Carrillo breaks “strategic partners” into three categories:
1. Influencers: Individuals or companies that can bring you referrals and leads, and vice versa. These individuals influence the same target audience as you do. (Examples include financial planners, tax service providers, and — if your target is the Latino market, for example — immigration attorneys.)
2. Service providers: Individuals and companies that bring auxiliary services in a real estate transaction. These partnerships often revolve around the transaction itself. (Examples include home inspectors, pest exterminators, lenders, and staging professionals.)
3. Affinity partners: Companies with which you arrange formal relationships with so you can be considered the “provider of choice”; these arrangements usually require a competitive process. (Examples include credit unions, hospitals, and medical centers — which sometimes have initiatives to promote quality housing for good health — or community redevelopment programs that may be looking for partners to offer relocation assistance.)
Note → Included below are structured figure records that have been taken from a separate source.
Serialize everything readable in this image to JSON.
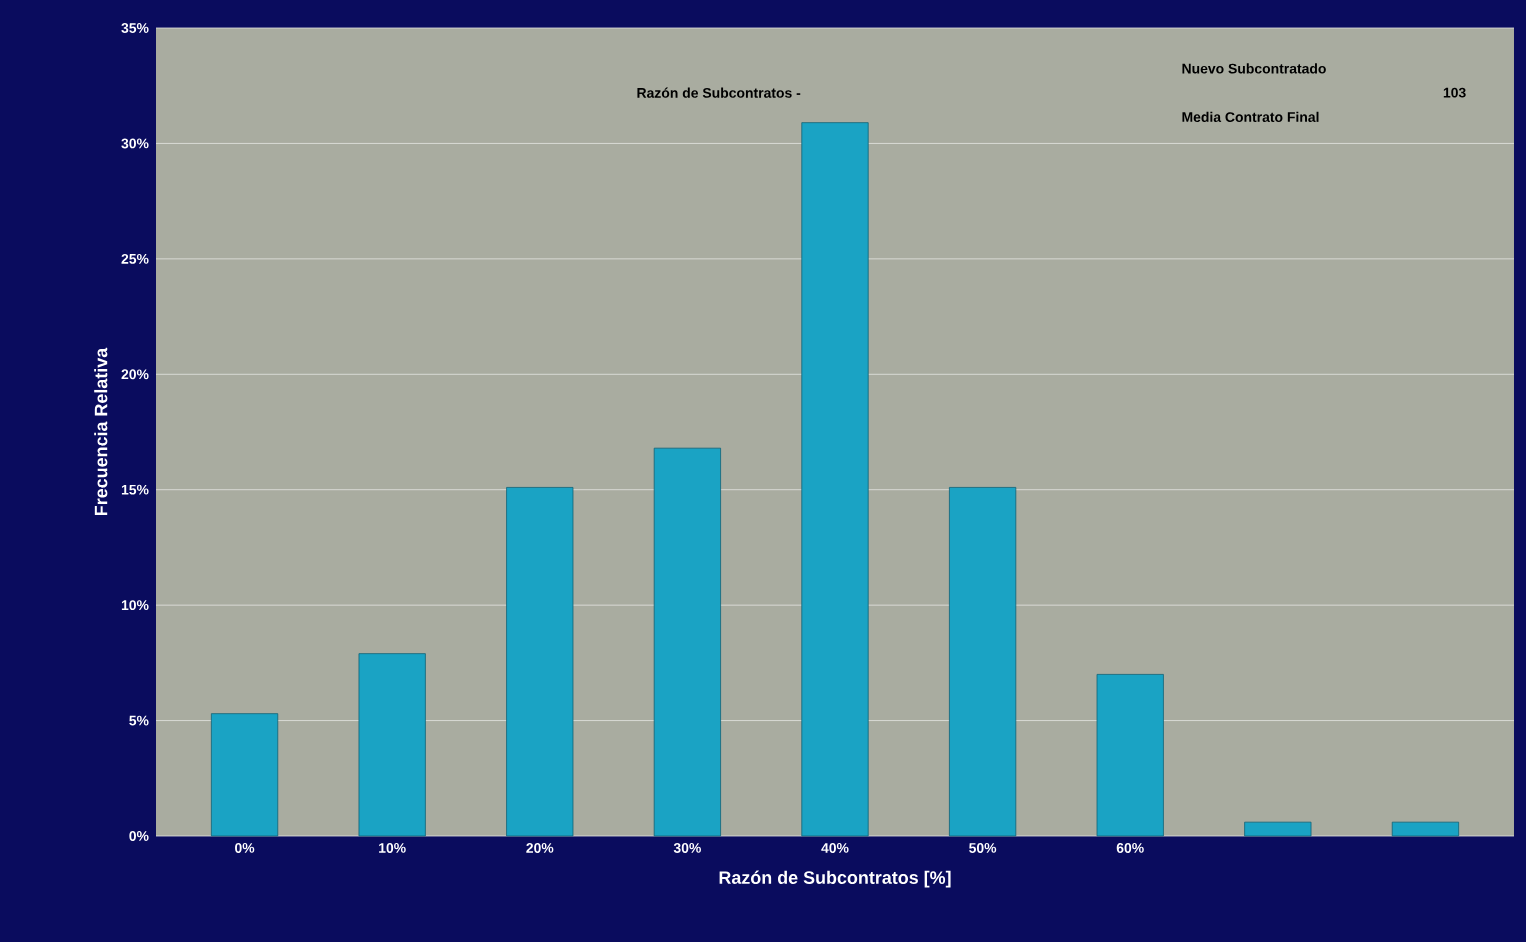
{
  "chart_data": {
    "type": "bar",
    "xlabel": "Razón de Subcontratos [%]",
    "ylabel": "Frecuencia Relativa",
    "categories": [
      "0%",
      "10%",
      "20%",
      "30%",
      "40%",
      "50%",
      "60%",
      null,
      null
    ],
    "values": [
      5.3,
      7.9,
      15.1,
      16.8,
      30.9,
      15.1,
      7.0,
      0.6,
      0.6
    ],
    "color": "#1aa3c4",
    "ylim": [
      0,
      35
    ],
    "yticks": [
      {
        "value": 0,
        "label": "0%"
      },
      {
        "value": 5,
        "label": "5%"
      },
      {
        "value": 10,
        "label": "10%"
      },
      {
        "value": 15,
        "label": "15%"
      },
      {
        "value": 20,
        "label": "20%"
      },
      {
        "value": 25,
        "label": "25%"
      },
      {
        "value": 30,
        "label": "30%"
      },
      {
        "value": 35,
        "label": "35%"
      }
    ],
    "grid": "y",
    "annotations": [
      "Razón de Subcontratos -",
      "Nuevo Subcontratado",
      "Media Contrato Final",
      "103"
    ]
  }
}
The key is to make sure you’re aligning with someone who shares the same value propositions as you, according to the Gonzales Group, which provides resources and products for real estate brokerages and individuals that aim to help increase sales and implement more effective business strategies.
So what influencers, service providers, and affinity partners should you target in your market? Consider the following:
• What customer segment are you targeting in your business (such as first-time home buyers, Latino market, etc.)?
• What are the key resources your customer segment needs?
• What local businesses in your area are also targeting that same customer and providing these resources to them?
• What is the reputation of those businesses? When aligning with others, you want to make sure to do your homework: Check their references, the Better Business Bureau, and Google to see what customers are saying about them. You don’t want to risk recommending a professional to your client who doesn’t provide quality service — it’ll reflect poorly on you.
Don’t Break the Rules
Besides making sure that you are recommending professionals who provide quality service to clients, you also want to make sure your partnership agreements don’t overstep any rules. Remember, Section 8 of the Real Estate Settlement Procedures Act (RESPA) “prohibits anyone from giving or accepting a fee, kickback, or anything of value in exchange for referrals of settlement service business involving a federally related mortgage loan.” (Read more.)
Exploit Your Network!
Expanding your network isn’t just for generating referrals. It also serves as a smart marketing strategy for getting past clients coming back to you.
Carol Lee Cikanek, ABR, with Coldwell Banker’s Hinsdale Village Office in Hinsdale, Ill., makes a point to promote her referral network to her clients so they know her as a go-to resource who can connect them with local experts in various fields, whether it’s getting a free consultation with an architect for her clients who want to remodel a home or talking with the city’s building commissioner on whether a fence is allowed in an area. In her newsletters to past clients, she’ll include reminders that she’s connected nationally and internationally and can personally handle their referrals.
“I go out of the way to advertise that. Otherwise, no one would know,” she says. “It’s all part of building relationships. Those people remember you and, when they run into people who need help, it’s your name they’ll throw out.”